Tibetan Buddhist reality is profoundly ecological, and Buddhism itself is an ecological religion. It powerfully expresses human identification with nature. Buddhists believe that all things, including humans, exist by their interrelationship with all other parts of nature. Therefore, thinking of one's self as isolated from the rest of nature is being unrealistic.

Respect for life and the natural world

Giving the facts that Tibetans love and respect for life and the natural world. Therefore, to minimize the environmental impact created by tourists, we follow environment-friendly policies. So, we maintain the size of tour groups to have minimal impact on flora and fauna in an area. The necessary carbon emissions that we generate by our footprints of travel to the tour destinations cannot be overlooked. Therefore, we regularly actively participate in carbon reduction or offset activities such as tree planting. Our tour guides, drivers, and logistics staff are aware of waste management. Moreover, we advised them to dispose of all rubbish generated by themselves responsibly and recycle wherever feasible.

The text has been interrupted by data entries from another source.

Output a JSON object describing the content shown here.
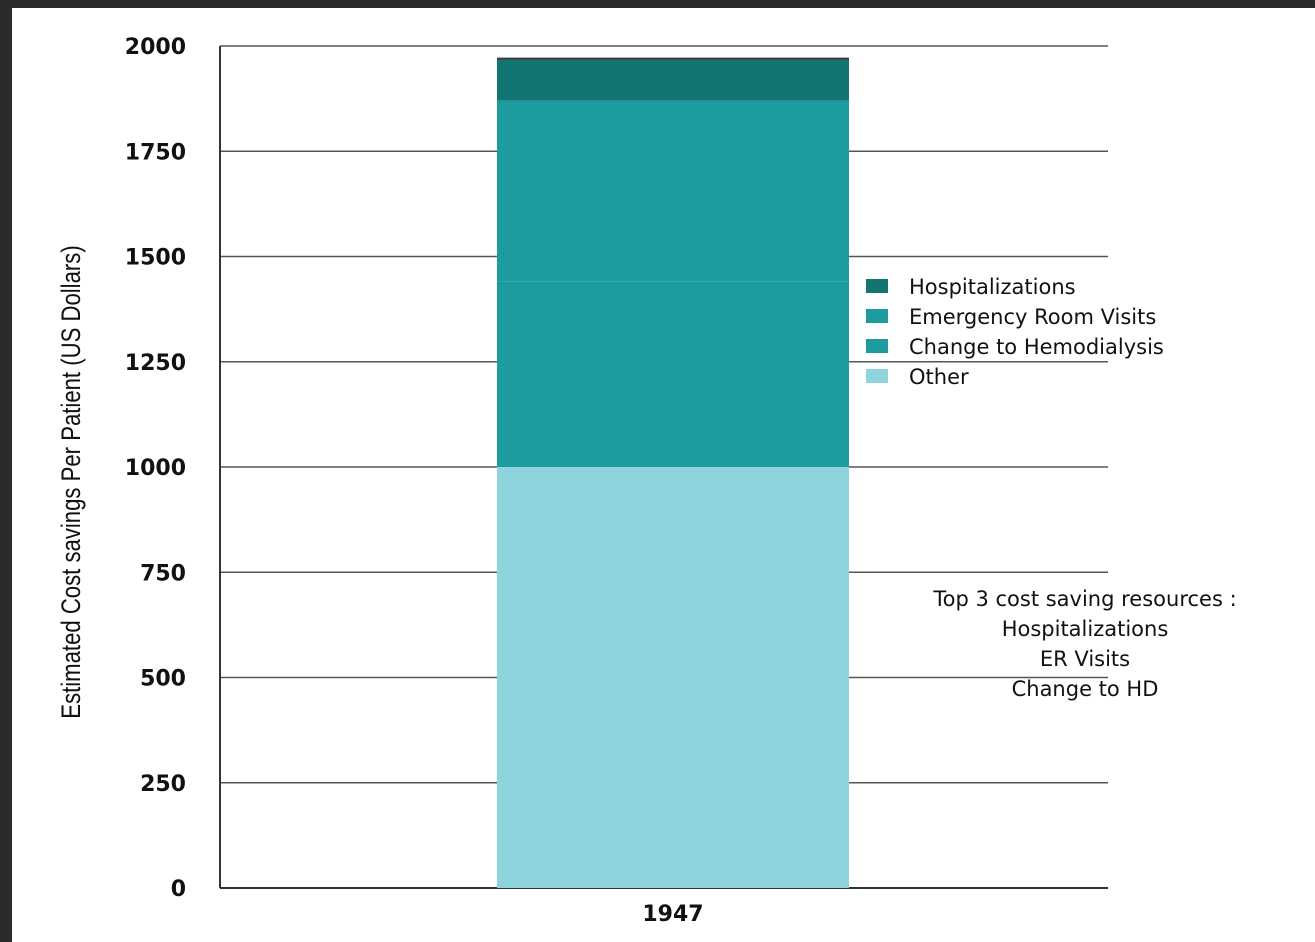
{
  "chart_data": {
    "type": "bar",
    "stacked": true,
    "categories": [
      "1947"
    ],
    "series": [
      {
        "name": "Other",
        "values": [
          1000
        ],
        "color": "#8cd3db"
      },
      {
        "name": "Change to Hemodialysis",
        "values": [
          440
        ],
        "color": "#1c9c9e"
      },
      {
        "name": "Emergency Room Visits",
        "values": [
          430
        ],
        "color": "#1c9c9e"
      },
      {
        "name": "Hospitalizations",
        "values": [
          100
        ],
        "color": "#137572"
      }
    ],
    "ylabel": "Estimated Cost savings Per Patient (US Dollars)",
    "xlabel": "",
    "ylim": [
      0,
      2000
    ],
    "yticks": [
      "0",
      "250",
      "500",
      "750",
      "1000",
      "1250",
      "1500",
      "1750",
      "2000"
    ],
    "grid": true,
    "legend": {
      "position": "right",
      "entries": [
        {
          "label": "Hospitalizations",
          "color": "#137572"
        },
        {
          "label": "Emergency Room Visits",
          "color": "#1c9c9e"
        },
        {
          "label": "Change to Hemodialysis",
          "color": "#1c9c9e"
        },
        {
          "label": "Other",
          "color": "#8cd3db"
        }
      ]
    },
    "annotation": [
      "Top 3 cost saving resources :",
      "Hospitalizations",
      "ER Visits",
      "Change to HD"
    ]
  }
}
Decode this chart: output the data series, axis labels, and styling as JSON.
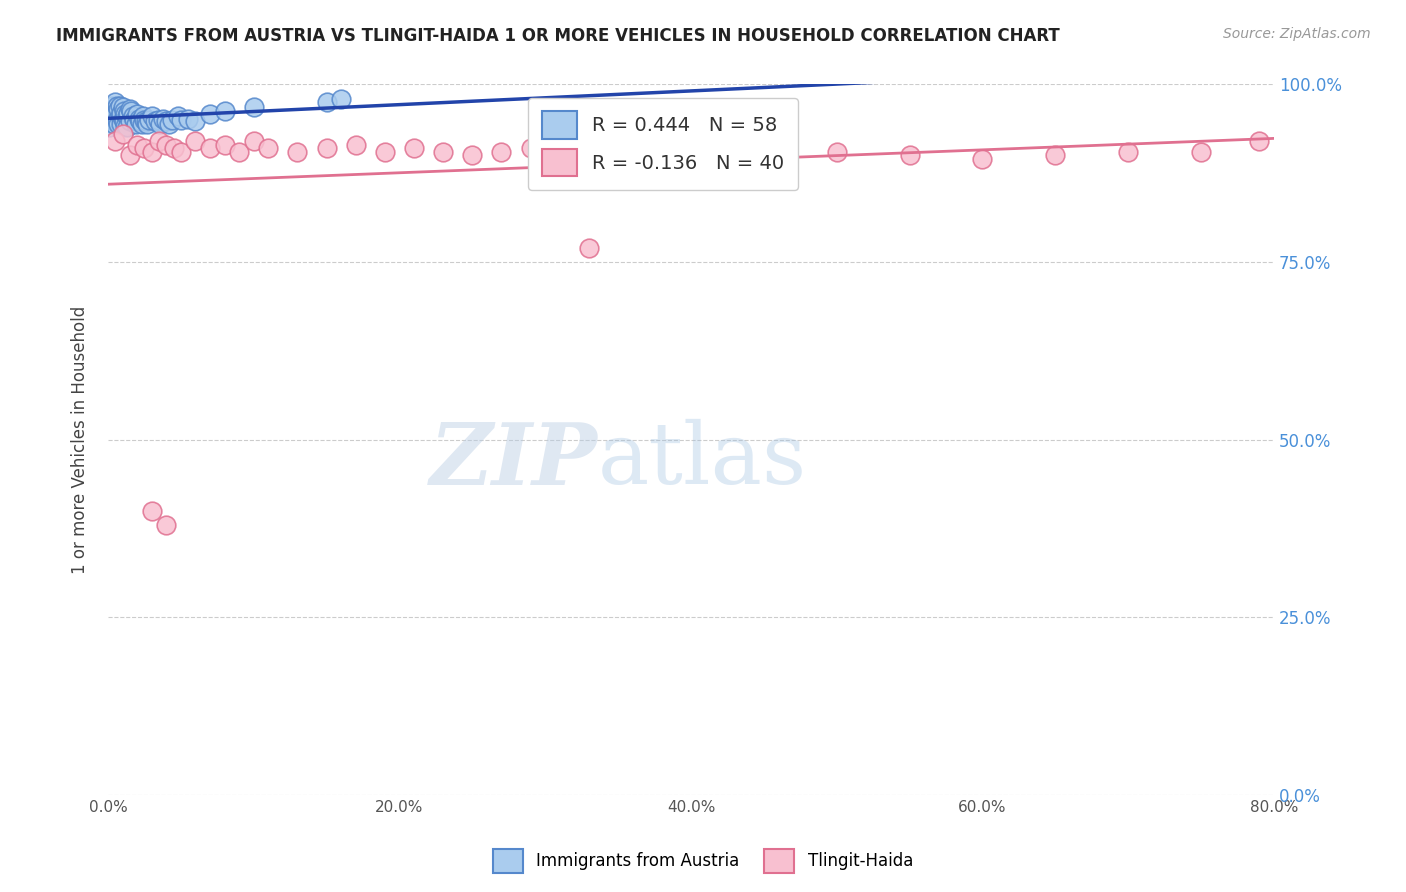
{
  "title": "IMMIGRANTS FROM AUSTRIA VS TLINGIT-HAIDA 1 OR MORE VEHICLES IN HOUSEHOLD CORRELATION CHART",
  "source": "Source: ZipAtlas.com",
  "xlabel_ticks": [
    "0.0%",
    "20.0%",
    "40.0%",
    "60.0%",
    "80.0%"
  ],
  "xlabel_vals": [
    0.0,
    0.2,
    0.4,
    0.6,
    0.8
  ],
  "ylabel": "1 or more Vehicles in Household",
  "ylabel_ticks": [
    "0.0%",
    "25.0%",
    "50.0%",
    "75.0%",
    "100.0%"
  ],
  "ylabel_vals": [
    0.0,
    0.25,
    0.5,
    0.75,
    1.0
  ],
  "blue_R": 0.444,
  "blue_N": 58,
  "pink_R": -0.136,
  "pink_N": 40,
  "blue_label": "Immigrants from Austria",
  "pink_label": "Tlingit-Haida",
  "blue_color": "#aaccee",
  "blue_edge_color": "#5588cc",
  "pink_color": "#f8c0d0",
  "pink_edge_color": "#e07090",
  "blue_line_color": "#2244aa",
  "pink_line_color": "#e07090",
  "background_color": "#ffffff",
  "blue_scatter_x": [
    0.001,
    0.002,
    0.002,
    0.003,
    0.003,
    0.004,
    0.004,
    0.005,
    0.005,
    0.006,
    0.006,
    0.007,
    0.007,
    0.008,
    0.008,
    0.009,
    0.009,
    0.01,
    0.01,
    0.011,
    0.011,
    0.012,
    0.012,
    0.013,
    0.013,
    0.014,
    0.015,
    0.015,
    0.016,
    0.017,
    0.018,
    0.019,
    0.02,
    0.021,
    0.022,
    0.023,
    0.024,
    0.025,
    0.026,
    0.027,
    0.028,
    0.03,
    0.032,
    0.034,
    0.036,
    0.038,
    0.04,
    0.042,
    0.044,
    0.048,
    0.05,
    0.055,
    0.06,
    0.07,
    0.08,
    0.1,
    0.15,
    0.16
  ],
  "blue_scatter_y": [
    0.94,
    0.96,
    0.95,
    0.97,
    0.955,
    0.965,
    0.945,
    0.975,
    0.96,
    0.97,
    0.95,
    0.965,
    0.945,
    0.97,
    0.955,
    0.96,
    0.945,
    0.968,
    0.952,
    0.963,
    0.948,
    0.958,
    0.942,
    0.955,
    0.94,
    0.96,
    0.965,
    0.948,
    0.962,
    0.955,
    0.95,
    0.945,
    0.958,
    0.952,
    0.948,
    0.945,
    0.955,
    0.95,
    0.948,
    0.945,
    0.95,
    0.955,
    0.948,
    0.95,
    0.945,
    0.952,
    0.948,
    0.945,
    0.95,
    0.955,
    0.95,
    0.952,
    0.948,
    0.958,
    0.962,
    0.968,
    0.975,
    0.98
  ],
  "pink_scatter_x": [
    0.005,
    0.01,
    0.015,
    0.02,
    0.025,
    0.03,
    0.035,
    0.04,
    0.045,
    0.05,
    0.06,
    0.07,
    0.08,
    0.09,
    0.1,
    0.11,
    0.13,
    0.15,
    0.17,
    0.19,
    0.21,
    0.23,
    0.25,
    0.27,
    0.29,
    0.32,
    0.35,
    0.38,
    0.42,
    0.46,
    0.5,
    0.55,
    0.6,
    0.65,
    0.7,
    0.75,
    0.79,
    0.03,
    0.04,
    0.33
  ],
  "pink_scatter_y": [
    0.92,
    0.93,
    0.9,
    0.915,
    0.91,
    0.905,
    0.92,
    0.915,
    0.91,
    0.905,
    0.92,
    0.91,
    0.915,
    0.905,
    0.92,
    0.91,
    0.905,
    0.91,
    0.915,
    0.905,
    0.91,
    0.905,
    0.9,
    0.905,
    0.91,
    0.895,
    0.905,
    0.9,
    0.895,
    0.9,
    0.905,
    0.9,
    0.895,
    0.9,
    0.905,
    0.905,
    0.92,
    0.4,
    0.38,
    0.77
  ]
}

Other Safegurds for the Environment friendly tourism

Make the best use of the winter tourist low season, we deliver training workshops on environmental protection. Moreover, the training also includes the preservation and first aid training. So, we arrange it for all our company management staff, tour guides, and drivers in order to increase their knowledge. As a result, they can understand the importance of environmental protection and ecotourism.

Request to Visitors:
    • Be considerate of the communities and environment you visit.
    • Don’t litter, try to carry your own shopping bag to avoid plastic garbage problem. Many Tibetan local villages do not have environmentally sound garbage disposal systems. Therefore, pack garbage out to a larger town where there is a facility.
    • Try to avoid excessive use of plastic bottles. Travelers are requested to bring a reusable water bottle. In addition, we will arrange and supply your drinking water in a bigger container.
    • Reduce energy consumption. Unplug your mobile phone charger, turn off the lights
    More Requests
    • Conserve water. Take shorter showers.

    • Always ask before taking photographs. So, if someone says no, respect their wishes.
    • Educate yourself about the place you are visiting and the people.
    • Respect cultural differences. Moreover, learn from it! People in different places do things differently. So, don’t try to change them. And, enjoy them.
    • Support the local economy. Therefore, buy locally made souvenirs, eat at local restaurants. Furthermore, enjoy the local culture.
    • Support responsible tourism organizations. Because those travel operators who publicly are aiming to make tourism more responsible.